What fills your times of solitude? Assuming that you put away your devices, take the buds out of your ear, and leave the company of other people – that you are truly alone with yourself – what do you think about? Whatever occupies your mind is what you will take into your interactions with others. “You will recognize them by their fruits” (Matthew 7:20).
Abraham Lincoln pondered the guilt of Americans and the judgments of God. After his death, this was found in his writings: “The will of God prevails – In great contests each party claims to act in accordance with the will of God. Both may be, and one must be wrong. God cannot be for, and against the same thing at the same time. In the present civil war it is quite possible that God’s purpose is somewhat different from the purpose of either party.” (in Joshua Wolf Shenk, “Lincoln’s Melancholy”)
Lincoln’s took his private thoughts public in his second Inaugural Address. “Both (sides) read the same Bible and pray to the same God, and each invokes His aid against the other. It may seem strange that any men should dare to ask a just God’s assistance in wringing their bread from the sweat of other men’s faces, but let us judge not, that we be not judged. The prayers of both could not be answered. That of neither has been answered fully. The Almighty has His own purposes. ‘Woe unto the world because of offenses; for it must needs be that offenses come, but woe to that man by whom the offense cometh.’”

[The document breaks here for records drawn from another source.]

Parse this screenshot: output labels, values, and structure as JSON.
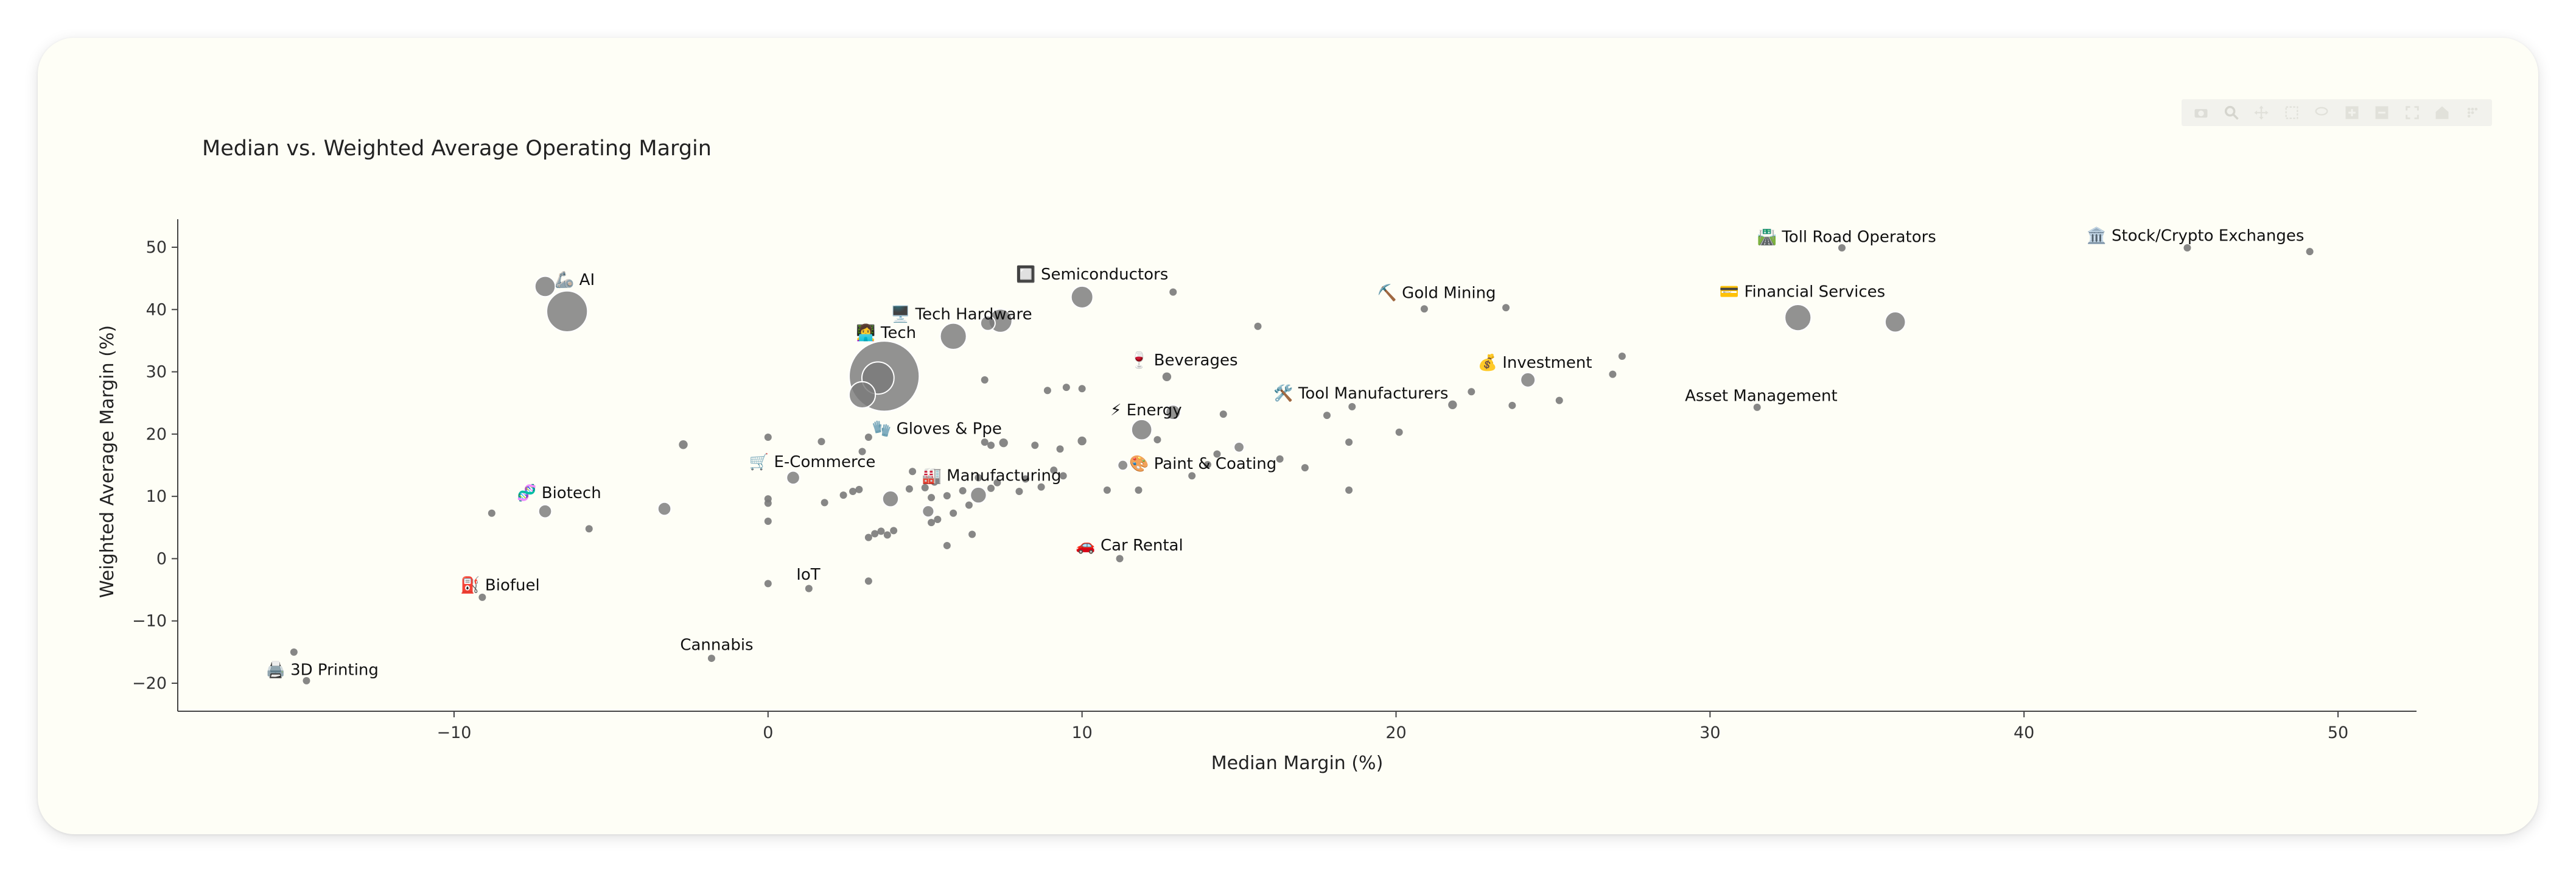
{
  "chart_data": {
    "type": "scatter",
    "title": "Median vs. Weighted Average Operating Margin",
    "xlabel": "Median Margin (%)",
    "ylabel": "Weighted Average Margin (%)",
    "xlim": [
      -18.8,
      52.5
    ],
    "ylim": [
      -24.5,
      54.5
    ],
    "x_ticks": [
      -10,
      0,
      10,
      20,
      30,
      40,
      50
    ],
    "y_ticks": [
      -20,
      -10,
      0,
      10,
      20,
      30,
      40,
      50
    ],
    "grid": false,
    "legend": "none",
    "marker_color": "#7a7a7a",
    "points": [
      {
        "x": 3.7,
        "y": 29.3,
        "size": 48
      },
      {
        "x": 3.5,
        "y": 29.0,
        "size": 22
      },
      {
        "x": 3.0,
        "y": 26.3,
        "size": 18
      },
      {
        "x": -6.4,
        "y": 39.7,
        "size": 28
      },
      {
        "x": -7.1,
        "y": 43.7,
        "size": 14
      },
      {
        "x": 5.9,
        "y": 35.7,
        "size": 18
      },
      {
        "x": 7.4,
        "y": 38.2,
        "size": 16
      },
      {
        "x": 7.0,
        "y": 37.8,
        "size": 10
      },
      {
        "x": 10.0,
        "y": 42.0,
        "size": 15
      },
      {
        "x": 12.9,
        "y": 42.8,
        "size": 5
      },
      {
        "x": 15.6,
        "y": 37.3,
        "size": 5
      },
      {
        "x": 20.9,
        "y": 40.1,
        "size": 5
      },
      {
        "x": 23.5,
        "y": 40.3,
        "size": 5
      },
      {
        "x": 32.8,
        "y": 38.7,
        "size": 18
      },
      {
        "x": 35.9,
        "y": 38.0,
        "size": 14
      },
      {
        "x": 34.2,
        "y": 49.9,
        "size": 5
      },
      {
        "x": 45.2,
        "y": 49.9,
        "size": 5
      },
      {
        "x": 49.1,
        "y": 49.3,
        "size": 5
      },
      {
        "x": 24.2,
        "y": 28.7,
        "size": 10
      },
      {
        "x": 27.2,
        "y": 32.5,
        "size": 5
      },
      {
        "x": 26.9,
        "y": 29.6,
        "size": 5
      },
      {
        "x": 25.2,
        "y": 25.4,
        "size": 5
      },
      {
        "x": 23.7,
        "y": 24.6,
        "size": 5
      },
      {
        "x": 22.4,
        "y": 26.8,
        "size": 5
      },
      {
        "x": 21.8,
        "y": 24.7,
        "size": 6
      },
      {
        "x": 31.5,
        "y": 24.3,
        "size": 5
      },
      {
        "x": 18.6,
        "y": 24.4,
        "size": 5
      },
      {
        "x": 17.8,
        "y": 23.0,
        "size": 5
      },
      {
        "x": 20.1,
        "y": 20.3,
        "size": 5
      },
      {
        "x": 18.5,
        "y": 18.7,
        "size": 5
      },
      {
        "x": 18.5,
        "y": 11.0,
        "size": 5
      },
      {
        "x": 17.1,
        "y": 14.6,
        "size": 5
      },
      {
        "x": 16.3,
        "y": 16.0,
        "size": 5
      },
      {
        "x": 15.0,
        "y": 17.9,
        "size": 7
      },
      {
        "x": 14.3,
        "y": 16.8,
        "size": 5
      },
      {
        "x": 14.0,
        "y": 15.1,
        "size": 5
      },
      {
        "x": 13.5,
        "y": 13.3,
        "size": 5
      },
      {
        "x": 12.9,
        "y": 23.5,
        "size": 10
      },
      {
        "x": 12.7,
        "y": 29.2,
        "size": 6
      },
      {
        "x": 14.5,
        "y": 23.2,
        "size": 5
      },
      {
        "x": 11.9,
        "y": 20.7,
        "size": 14
      },
      {
        "x": 12.4,
        "y": 19.1,
        "size": 5
      },
      {
        "x": 11.3,
        "y": 15.0,
        "size": 7
      },
      {
        "x": 11.8,
        "y": 11.0,
        "size": 5
      },
      {
        "x": 10.8,
        "y": 11.0,
        "size": 5
      },
      {
        "x": 11.2,
        "y": 0.0,
        "size": 5
      },
      {
        "x": 10.0,
        "y": 27.3,
        "size": 5
      },
      {
        "x": 9.5,
        "y": 27.5,
        "size": 5
      },
      {
        "x": 8.9,
        "y": 27.0,
        "size": 5
      },
      {
        "x": 10.0,
        "y": 18.9,
        "size": 6
      },
      {
        "x": 9.4,
        "y": 13.3,
        "size": 5
      },
      {
        "x": 9.1,
        "y": 14.2,
        "size": 5
      },
      {
        "x": 9.3,
        "y": 17.6,
        "size": 5
      },
      {
        "x": 8.5,
        "y": 18.2,
        "size": 5
      },
      {
        "x": 8.2,
        "y": 12.8,
        "size": 5
      },
      {
        "x": 8.7,
        "y": 11.5,
        "size": 5
      },
      {
        "x": 8.0,
        "y": 10.8,
        "size": 5
      },
      {
        "x": 7.5,
        "y": 18.6,
        "size": 6
      },
      {
        "x": 7.1,
        "y": 18.2,
        "size": 5
      },
      {
        "x": 6.9,
        "y": 18.7,
        "size": 5
      },
      {
        "x": 6.9,
        "y": 28.7,
        "size": 5
      },
      {
        "x": 6.7,
        "y": 10.2,
        "size": 11
      },
      {
        "x": 6.7,
        "y": 13.0,
        "size": 5
      },
      {
        "x": 7.1,
        "y": 11.3,
        "size": 5
      },
      {
        "x": 7.3,
        "y": 12.2,
        "size": 5
      },
      {
        "x": 6.4,
        "y": 8.6,
        "size": 5
      },
      {
        "x": 6.2,
        "y": 10.9,
        "size": 5
      },
      {
        "x": 6.5,
        "y": 3.9,
        "size": 5
      },
      {
        "x": 5.9,
        "y": 7.3,
        "size": 5
      },
      {
        "x": 5.7,
        "y": 10.1,
        "size": 5
      },
      {
        "x": 5.3,
        "y": 12.3,
        "size": 5
      },
      {
        "x": 5.2,
        "y": 9.8,
        "size": 5
      },
      {
        "x": 5.1,
        "y": 7.6,
        "size": 8
      },
      {
        "x": 5.4,
        "y": 6.3,
        "size": 5
      },
      {
        "x": 5.2,
        "y": 5.8,
        "size": 5
      },
      {
        "x": 5.7,
        "y": 2.1,
        "size": 5
      },
      {
        "x": 5.0,
        "y": 11.4,
        "size": 5
      },
      {
        "x": 4.6,
        "y": 14.0,
        "size": 5
      },
      {
        "x": 3.9,
        "y": 9.6,
        "size": 11
      },
      {
        "x": 3.6,
        "y": 4.4,
        "size": 5
      },
      {
        "x": 3.8,
        "y": 3.8,
        "size": 5
      },
      {
        "x": 3.4,
        "y": 4.0,
        "size": 5
      },
      {
        "x": 4.0,
        "y": 4.5,
        "size": 5
      },
      {
        "x": 3.2,
        "y": 3.4,
        "size": 5
      },
      {
        "x": 4.5,
        "y": 11.2,
        "size": 5
      },
      {
        "x": 3.2,
        "y": 19.5,
        "size": 5
      },
      {
        "x": 3.0,
        "y": 17.2,
        "size": 5
      },
      {
        "x": 3.2,
        "y": -3.6,
        "size": 5
      },
      {
        "x": 2.9,
        "y": 11.1,
        "size": 5
      },
      {
        "x": 2.7,
        "y": 10.8,
        "size": 5
      },
      {
        "x": 2.4,
        "y": 10.2,
        "size": 5
      },
      {
        "x": 1.8,
        "y": 9.0,
        "size": 5
      },
      {
        "x": 1.7,
        "y": 18.8,
        "size": 5
      },
      {
        "x": 0.8,
        "y": 13.0,
        "size": 9
      },
      {
        "x": 1.3,
        "y": -4.8,
        "size": 5
      },
      {
        "x": 0.0,
        "y": 19.5,
        "size": 5
      },
      {
        "x": 0.0,
        "y": 9.6,
        "size": 5
      },
      {
        "x": 0.0,
        "y": 8.9,
        "size": 5
      },
      {
        "x": 0.0,
        "y": 6.0,
        "size": 5
      },
      {
        "x": 0.0,
        "y": -4.0,
        "size": 5
      },
      {
        "x": -1.8,
        "y": -16.0,
        "size": 5
      },
      {
        "x": -2.7,
        "y": 18.3,
        "size": 6
      },
      {
        "x": -3.3,
        "y": 8.0,
        "size": 9
      },
      {
        "x": -5.7,
        "y": 4.8,
        "size": 5
      },
      {
        "x": -7.1,
        "y": 7.6,
        "size": 9
      },
      {
        "x": -8.8,
        "y": 7.3,
        "size": 5
      },
      {
        "x": -9.1,
        "y": -6.2,
        "size": 5
      },
      {
        "x": -15.1,
        "y": -15.0,
        "size": 5
      },
      {
        "x": -14.7,
        "y": -19.6,
        "size": 5
      }
    ],
    "annotations": [
      {
        "text": "3D Printing",
        "emoji": "🖨️",
        "x": -16.0,
        "y": -17.8
      },
      {
        "text": "Biofuel",
        "emoji": "⛽",
        "x": -9.8,
        "y": -4.2
      },
      {
        "text": "Biotech",
        "emoji": "🧬",
        "x": -8.0,
        "y": 10.6
      },
      {
        "text": "AI",
        "emoji": "🦾",
        "x": -6.8,
        "y": 44.8
      },
      {
        "text": "Cannabis",
        "emoji": "",
        "x": -2.8,
        "y": -13.8
      },
      {
        "text": "E-Commerce",
        "emoji": "🛒",
        "x": -0.6,
        "y": 15.6
      },
      {
        "text": "IoT",
        "emoji": "",
        "x": 0.9,
        "y": -2.5
      },
      {
        "text": "Tech",
        "emoji": "👩‍💻",
        "x": 2.8,
        "y": 36.3
      },
      {
        "text": "Tech Hardware",
        "emoji": "🖥️",
        "x": 3.9,
        "y": 39.3
      },
      {
        "text": "Gloves & Ppe",
        "emoji": "🧤",
        "x": 3.3,
        "y": 20.9
      },
      {
        "text": "Manufacturing",
        "emoji": "🏭",
        "x": 4.9,
        "y": 13.4
      },
      {
        "text": "Semiconductors",
        "emoji": "🔲",
        "x": 7.9,
        "y": 45.7
      },
      {
        "text": "Car Rental",
        "emoji": "🚗",
        "x": 9.8,
        "y": 2.2
      },
      {
        "text": "Energy",
        "emoji": "⚡",
        "x": 10.9,
        "y": 23.9
      },
      {
        "text": "Beverages",
        "emoji": "🍷",
        "x": 11.5,
        "y": 31.9
      },
      {
        "text": "Paint & Coating",
        "emoji": "🎨",
        "x": 11.5,
        "y": 15.3
      },
      {
        "text": "Tool Manufacturers",
        "emoji": "🛠️",
        "x": 16.1,
        "y": 26.6
      },
      {
        "text": "Gold Mining",
        "emoji": "⛏️",
        "x": 19.4,
        "y": 42.7
      },
      {
        "text": "Investment",
        "emoji": "💰",
        "x": 22.6,
        "y": 31.5
      },
      {
        "text": "Asset Management",
        "emoji": "",
        "x": 29.2,
        "y": 26.2
      },
      {
        "text": "Financial Services",
        "emoji": "💳",
        "x": 30.3,
        "y": 42.9
      },
      {
        "text": "Toll Road Operators",
        "emoji": "🛣️",
        "x": 31.5,
        "y": 51.7
      },
      {
        "text": "Stock/Crypto Exchanges",
        "emoji": "🏛️",
        "x": 42.0,
        "y": 51.9
      }
    ]
  }
}
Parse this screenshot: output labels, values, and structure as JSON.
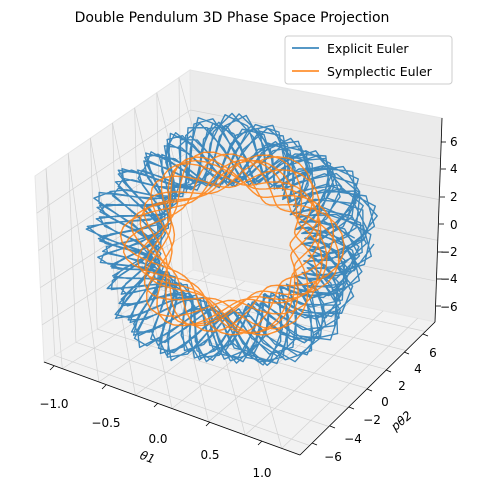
{
  "chart_data": {
    "type": "line",
    "projection": "3d",
    "title": "Double Pendulum 3D Phase Space Projection",
    "xlabel": "θ1",
    "ylabel": "pθ2",
    "zlabel": "",
    "x_ticks": [
      "−1.0",
      "−0.5",
      "0.0",
      "0.5",
      "1.0"
    ],
    "y_ticks": [
      "−6",
      "−4",
      "−2",
      "0",
      "2",
      "4",
      "6"
    ],
    "z_ticks": [
      "−6",
      "−4",
      "−2",
      "0",
      "2",
      "4",
      "6"
    ],
    "xlim": [
      -1.25,
      1.25
    ],
    "ylim": [
      -7.5,
      7.5
    ],
    "zlim": [
      -6.5,
      6.5
    ],
    "grid": true,
    "legend_position": "top-right",
    "series": [
      {
        "name": "Explicit Euler",
        "color": "#1f77b4",
        "samples": 900,
        "turns": 23,
        "torus_major_radius": 1.0,
        "torus_minor_radius": 0.3,
        "wobble_frequency": 7.3
      },
      {
        "name": "Symplectic Euler",
        "color": "#ff7f0e",
        "samples": 900,
        "turns": 14,
        "torus_major_radius": 0.8,
        "torus_minor_radius": 0.18,
        "wobble_frequency": 3.7
      }
    ]
  }
}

Lincoln stunned the presumption of both North and South, that God was on their side, but his biblically inspired words hit the triumphalism of the North especially hard. From his inner life, he understood that the Law of God hammers our presumptions. After the speech, he wrote to Thurlow Weed, “Men are not flattered by being shown that there has been a difference of purpose between the Almighty and them.” (Wall Street Journal, March 1; C13). President Lincoln delivered his profound words 150 years ago today. “Pay attention to what you hear” (Mark 4:24).